MG is a chronic immune disorder in which muscles, typically those around the eyes or face, are impacted by damage to a patient’s nervous system when their immune system comes under attack from their immune system. It is typically characterised by high levels of Immunoglobulin G (IgG). In the Phase III trial participants dosed weekly saw a 74% mean IgG reduction, whilst patients dosed bi-monthly saw a 64% reduction.
Alongside results from the Phase III MG trial, the company also released initial results from the first part of its Phase IIb study (NCT05581199) examining batoclimab in chronic inflammatory demyelinating polyneuropathy (CIDP) whose disease had worsened during standard of care. Similarly, patients who responded to batoclimab therapy saw on average a more than one point improvement using the Inflammatory Neuropathy Cause and Treatment (aINCAT) disability score.
Pete Salzmann, CEO of Immunovant, said: “We are excited to share positive results from our MG and CIDP studies. While neurologists and patients are very enthusiastic about currently approved FcRn inhibitors, they tell us that they also see a lot of potential for a next-generation FcRn inhibitor that can offer deeper and more durable responses for patients whose disease is still affecting their daily function.”

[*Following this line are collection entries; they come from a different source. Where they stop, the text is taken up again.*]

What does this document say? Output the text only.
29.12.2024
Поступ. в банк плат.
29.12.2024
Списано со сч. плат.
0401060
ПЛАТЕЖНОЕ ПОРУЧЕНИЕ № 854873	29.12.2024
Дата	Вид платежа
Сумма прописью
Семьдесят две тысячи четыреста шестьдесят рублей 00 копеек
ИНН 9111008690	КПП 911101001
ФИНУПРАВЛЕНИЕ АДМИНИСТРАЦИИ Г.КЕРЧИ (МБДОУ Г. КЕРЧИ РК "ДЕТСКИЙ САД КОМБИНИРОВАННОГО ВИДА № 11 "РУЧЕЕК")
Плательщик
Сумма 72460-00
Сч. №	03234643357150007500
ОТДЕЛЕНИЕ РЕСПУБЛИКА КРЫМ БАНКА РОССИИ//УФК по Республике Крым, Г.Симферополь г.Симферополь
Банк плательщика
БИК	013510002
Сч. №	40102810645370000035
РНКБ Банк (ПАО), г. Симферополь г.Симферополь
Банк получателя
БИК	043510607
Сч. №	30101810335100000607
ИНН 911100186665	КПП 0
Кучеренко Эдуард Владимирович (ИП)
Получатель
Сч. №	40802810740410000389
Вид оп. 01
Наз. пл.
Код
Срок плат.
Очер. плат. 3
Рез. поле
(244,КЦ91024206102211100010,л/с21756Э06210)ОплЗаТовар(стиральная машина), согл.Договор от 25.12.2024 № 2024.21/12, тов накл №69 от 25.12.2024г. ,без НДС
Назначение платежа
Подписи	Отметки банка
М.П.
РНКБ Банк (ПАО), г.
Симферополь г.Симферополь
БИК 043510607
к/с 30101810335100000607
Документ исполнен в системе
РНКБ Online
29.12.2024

Despite positive results from both trials, the company iterated that it does not intend to seek regulatory approval for batoclimab in MG or CIDP and will instead use the data from the batoclimab studies to accelerate its programs with IMVT-1402.
Salzmann added: “Beyond the results in MG and CIDP, we believe that our core thesis – that deeper IgG reduction, at the levels achieved by high dose batoclimab and high dose IMVT-1402, leads to improved clinical outcomes – will apply to a wide range of auto-antibody mediated conditions.”

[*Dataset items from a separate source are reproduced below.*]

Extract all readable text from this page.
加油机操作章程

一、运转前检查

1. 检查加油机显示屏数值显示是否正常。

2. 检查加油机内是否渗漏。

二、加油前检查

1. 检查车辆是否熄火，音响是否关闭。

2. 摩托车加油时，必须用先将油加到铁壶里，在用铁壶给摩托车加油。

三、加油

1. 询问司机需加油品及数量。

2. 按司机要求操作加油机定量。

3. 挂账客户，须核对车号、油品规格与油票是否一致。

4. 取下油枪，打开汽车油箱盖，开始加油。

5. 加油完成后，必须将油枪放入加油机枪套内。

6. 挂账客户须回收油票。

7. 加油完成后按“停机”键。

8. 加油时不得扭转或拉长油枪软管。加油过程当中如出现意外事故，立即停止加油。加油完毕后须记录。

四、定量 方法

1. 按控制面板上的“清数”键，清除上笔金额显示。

If batoclimab makes it to market, research by GlobalData’s Pharmaceutical Intelligence Centre estimates that by the end of the decade it could bring in as much as $802m in sales. Within the same timeframe IMVT-1402 is predicted to bring in $982m.
GlobalData is the parent company of Clinical Trials Arena.
Elsewhere in the field of myasthenia gravis, Amgen’s Uplizna (inebilizumab-cdon) has shown sustained efficacy in a group of generalised MG patients after 52 weeks in a Phase III trial. Meanwhile, Merck KGaA (Merck) has dosed the first subject in a Phase III trial of its oral Cladribine therapy.